Pope Francis will come to the United States in September and will speak to Congress and at the United Nations. There will be a meeting in December in Paris to discuss climate change.

“Let us hope that those who attend that meeting will walk the walk, talk the talk, and then really walk the walk,” Braxton said.

Human beings are capable of choosing the good, the right and the just for other people and the planet, he said. What are we to do? The Pope said faith and spirituality have to be part of the discussion of the environment. This should be done from a common spiritual approach that appreciates the mystery of the power greater than ourselves, not from a specific faith tradition.

The Pope called for a change of heart and the conversion of everyone, because everyone has a role to play in the care of our common home.

“Some of us think the problem is too big and too complex. But everyone must listen, learn, pray and act in order to appreciate that God’s creation is good, valuable and our responsibility,” Braxton said.

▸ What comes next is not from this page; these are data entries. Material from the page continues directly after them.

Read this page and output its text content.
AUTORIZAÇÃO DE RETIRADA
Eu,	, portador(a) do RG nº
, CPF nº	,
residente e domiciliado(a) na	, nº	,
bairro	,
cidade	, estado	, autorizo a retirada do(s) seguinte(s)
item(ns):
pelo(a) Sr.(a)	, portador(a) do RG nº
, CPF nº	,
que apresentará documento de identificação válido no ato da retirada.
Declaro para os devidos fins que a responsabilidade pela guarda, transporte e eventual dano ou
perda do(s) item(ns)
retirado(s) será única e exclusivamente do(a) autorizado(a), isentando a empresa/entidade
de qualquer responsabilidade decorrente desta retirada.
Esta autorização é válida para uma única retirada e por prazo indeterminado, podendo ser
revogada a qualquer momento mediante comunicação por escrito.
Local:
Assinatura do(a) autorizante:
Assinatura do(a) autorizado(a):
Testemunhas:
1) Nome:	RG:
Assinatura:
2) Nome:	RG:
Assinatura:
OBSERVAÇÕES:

The bishop closed his sermon with James Weldon Johnson’s poem, “The Creation,” from his book God’s Trombones: Seven Negro Sermons in Verse. The last verse reads, in part:

By a deep, wide river he sat down;

With his head in his hands,

God thought and thought,

Till he thought: I’ll make me a man!

Then into it he blew the breath of life,

And man became a living soul.

Amen. Amen.

“Amen and amen,” Braxton said.

The Rev. Robert M. Franklin Jr., director of the Institution’s Department of Religion, presided. Bonnie Gwin, who has served on the Chautauqua Institution Board of Trustees for four years, read the Scripture. Jared Jacobsen, organist and worship coordinator, directed the Chautauqua Choir. The anthem, sing by the Chautauqua Choir, was “The Seal Lullaby,” by Eric Whitacre with words from Rudyard Kipling’s The Jungle Book. The offertory anthem was “America the Beautiful,” with music by Samuel Augustus Ward, choral setting by Mark Hayes and text by Katherine Lee Bates. J. Paul Burkhart served as narrator. The organ postlude was “Toccata” by John Weaver. The Randell-Hall Memorial Chaplaincy provides support for this week’s services.